“İktidar sosyal yardımı hak değil lütuf görüyor”

CHP Genel Başkanı Kılıçdaroğlu sosyal güvenlik haklarının iktidara gelmenin aracı olarak görüldüğünü vurgulayarak, ”Bugün yapılan yardımlar hak temelli değil lütuf temelli yapılıyor” dedi.

CHP Genel Başkanı Kemal Kılıçdaroğlu Maltepe Belediyesi’nin düzenlediği Maltepe Ekonomi Forumu’nda konuştu.

CHP Lideri Kılıçdaroğlu’nun konuşmasından öne çıkanlar,

”Her şeyi ben bilirim mantığından çıkıp birlikte sorunlara çözüm üretmek belki bu toplantının ana noktasıdır. Kamil Yılmaz hocamız ‘Ekonomide her kırılmadan sonra tekrar yeniden başlıyoruz’ şeklinde bir söz söyledi. Eğer bir ekonomi kurumsallaşmışsa, sıfırdan yeni başlangıçlara ihtiyacımız yok. Siyaset dünyasının kullandığı bir ifade var ”Yeni bir beyaz sayfa açacağız” O kadar çok kirlettiler ki beyaz sayfa açmak istiyorlar. Esas soru kimler kirletti bu sayfayı?
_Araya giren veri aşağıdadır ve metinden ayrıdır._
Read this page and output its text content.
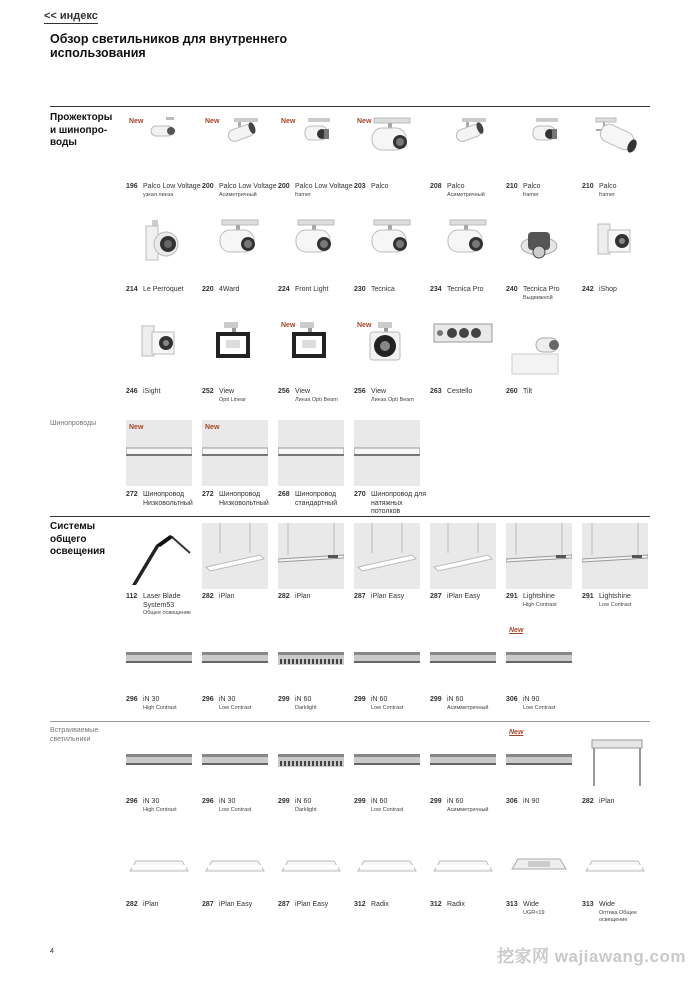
<< индекс
Обзор светильников для внутреннего использования
Прожекторы и шинопро-воды
Шинопроводы
Системы общего освещения
Встраиваемые светильники
New
196 Palco Low Voltage
узкая линза
New
200 Palco Low Voltage
Асиметричный
New
200 Palco Low Voltage
framer
New
203 Palco	208 Palco
Асиметричный
210 Palco
framer
210 Palco
framer
214 Le Perroquet	220 4Ward	224 Front Light	230 Tecnica	234 Tecnica Pro	240 Tecnica Pro
Выдвижной
242 iShop
246 iSight	252 View
Opti Linear
New
256 View
Линза Opti Beam
New
256 View
Линза Opti Beam
263 Cestello	260 Tilt
New
272 Шинопровод Низковольтный
New
272 Шинопровод Низковольтный
268 Шинопровод стандартный
270 Шинопровод для натяжных потолков
112 Laser Blade System53
Общее освещение
282 iPlan	282 iPlan	287 iPlan Easy	287 iPlan Easy	291 Lightshine
High Contrast
291 Lightshine
Low Contrast
296 iN 30
High Contrast
296 iN 30
Low Contrast
299 iN 60
Darklight
299 iN 60
Low Contrast
299 iN 60
Асимметричный
New
306 iN 90
Low Contrast
296 iN 30
High Contrast
296 iN 30
Low Contrast
299 iN 60
Darklight
299 iN 60
Low Contrast
299 iN 60
Асимметричный
New
306 iN 90	282 iPlan
282 iPlan	287 iPlan Easy	287 iPlan Easy	312 Radix	312 Radix	313 Wide
UGR<19
313 Wide
Оптика Общее освещение
4	挖家网 wajiawang.com
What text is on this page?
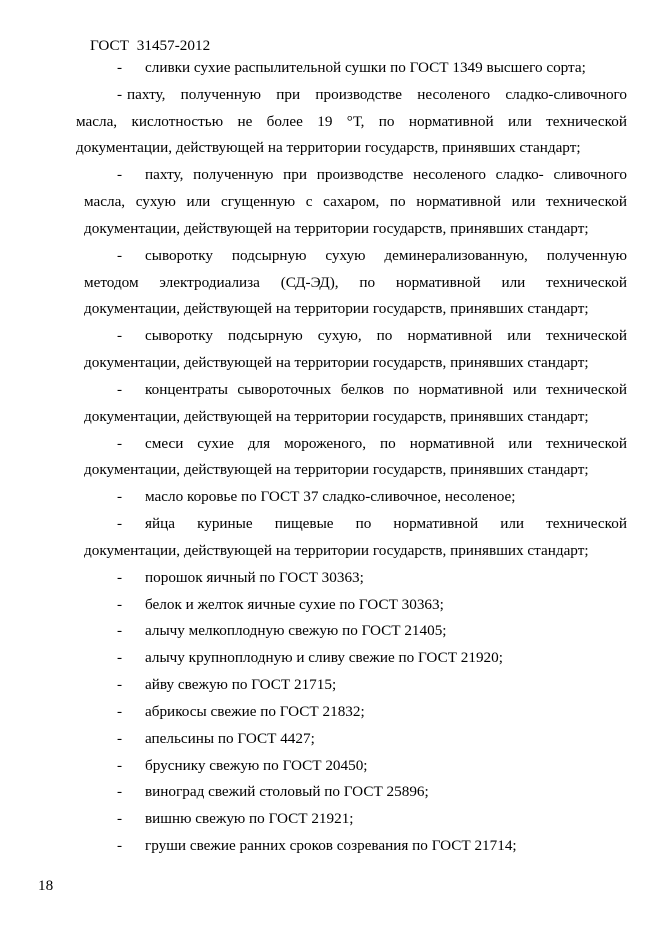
ГОСТ 31457-2012
- сливки сухие распылительной сушки по ГОСТ 1349 высшего сорта;
- пахту, полученную при производстве несоленого сладко-сливочного
масла, кислотностью не более 19 °Т, по нормативной или технической
документации, действующей на территории государств, принявших стандарт;
- пахту, полученную при производстве несоленого сладко- сливочного
масла, сухую или сгущенную с сахаром, по нормативной или технической
документации, действующей на территории государств, принявших стандарт;
- сыворотку подсырную сухую деминерализованную, полученную
методом электродиализа (СД-ЭД), по нормативной или технической
документации, действующей на территории государств, принявших стандарт;
- сыворотку подсырную сухую, по нормативной или технической
документации, действующей на территории государств, принявших стандарт;
- концентраты сывороточных белков по нормативной или технической
документации, действующей на территории государств, принявших стандарт;
- смеси сухие для мороженого, по нормативной или технической
документации, действующей на территории государств, принявших стандарт;
- масло коровье по ГОСТ 37 сладко-сливочное, несоленое;
- яйца куриные пищевые по нормативной или технической
документации, действующей на территории государств, принявших стандарт;
- порошок яичный по ГОСТ 30363;
- белок и желток яичные сухие по ГОСТ 30363;
- алычу мелкоплодную свежую по ГОСТ 21405;
- алычу крупноплодную и сливу свежие по ГОСТ 21920;
- айву свежую по ГОСТ 21715;
- абрикосы свежие по ГОСТ 21832;
- апельсины по ГОСТ 4427;
- бруснику свежую по ГОСТ 20450;
- виноград свежий столовый по ГОСТ 25896;
- вишню свежую по ГОСТ 21921;
- груши свежие ранних сроков созревания по ГОСТ 21714;
18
Siyasette likayetin olmaması, devlette olmaması yozlaşmanın göstergesidir. Kamil Yılmaz hocamız bir cümle daha kurdu. Esas sorun denetlenmemek. 12 Eylül Darbesi’nden sonra anayasa başta olmak üzere temel düşüncelerin hepsini darbeciler oluşturdu. Darbe hukuku diyoruz biz buna. Darbe hukukunun arındırılması lazım. Eğer arındırmazsak sağlıklı tutarlı bir demokrasi inşa etme şansımız yok. Biz CHP olarak öteden beri çağdaş anlamda demokrasiyi savunuyoruz. Neden bizim insanımız 3. sınıf bir davranış görüyor? Hakkımız birinci sınıf demokrasi ve mücadele etmek. Demokrasiden yana olan bütün güçlerin birleşerek mücadele etmesi gerekiyor.
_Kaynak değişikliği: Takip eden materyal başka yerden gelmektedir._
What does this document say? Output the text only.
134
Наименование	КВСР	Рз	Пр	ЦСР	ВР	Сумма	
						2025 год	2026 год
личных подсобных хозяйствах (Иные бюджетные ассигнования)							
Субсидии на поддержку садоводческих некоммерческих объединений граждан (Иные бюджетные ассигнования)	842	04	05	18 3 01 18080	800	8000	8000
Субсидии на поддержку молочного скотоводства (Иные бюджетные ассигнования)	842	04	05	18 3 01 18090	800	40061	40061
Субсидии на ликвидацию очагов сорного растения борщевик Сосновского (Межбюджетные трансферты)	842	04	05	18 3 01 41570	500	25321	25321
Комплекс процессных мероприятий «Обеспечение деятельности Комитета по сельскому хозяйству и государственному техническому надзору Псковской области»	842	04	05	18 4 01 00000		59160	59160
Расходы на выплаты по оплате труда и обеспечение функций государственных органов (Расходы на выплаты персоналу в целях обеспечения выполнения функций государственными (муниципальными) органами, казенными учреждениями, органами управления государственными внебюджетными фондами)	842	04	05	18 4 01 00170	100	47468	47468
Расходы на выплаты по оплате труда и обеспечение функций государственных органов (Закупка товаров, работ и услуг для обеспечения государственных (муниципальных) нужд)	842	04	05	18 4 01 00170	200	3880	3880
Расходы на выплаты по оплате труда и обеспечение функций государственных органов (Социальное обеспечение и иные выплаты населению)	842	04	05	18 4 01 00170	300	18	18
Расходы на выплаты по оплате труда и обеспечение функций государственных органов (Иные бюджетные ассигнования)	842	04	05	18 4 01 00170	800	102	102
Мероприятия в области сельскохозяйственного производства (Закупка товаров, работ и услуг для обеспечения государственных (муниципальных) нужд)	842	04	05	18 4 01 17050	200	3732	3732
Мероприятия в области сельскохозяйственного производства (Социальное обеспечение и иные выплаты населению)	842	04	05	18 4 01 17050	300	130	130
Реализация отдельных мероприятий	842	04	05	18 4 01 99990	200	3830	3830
Türk ekonomisi, inşaat ve tarımın verimsiz olduğu söylendi. Ekonominin çıkmazda olduğunu söylediler. Neden 17 yıldır iktidarda olan bir hükümet neden inşaat sektörünü kutsadı? Siyaseti kim finanse ediyor sorusunu sormak gerekiyor. Eğer rantçılar yönetiyorsa, bugün gelinen nokta iktidarın çıkmazda olduğu.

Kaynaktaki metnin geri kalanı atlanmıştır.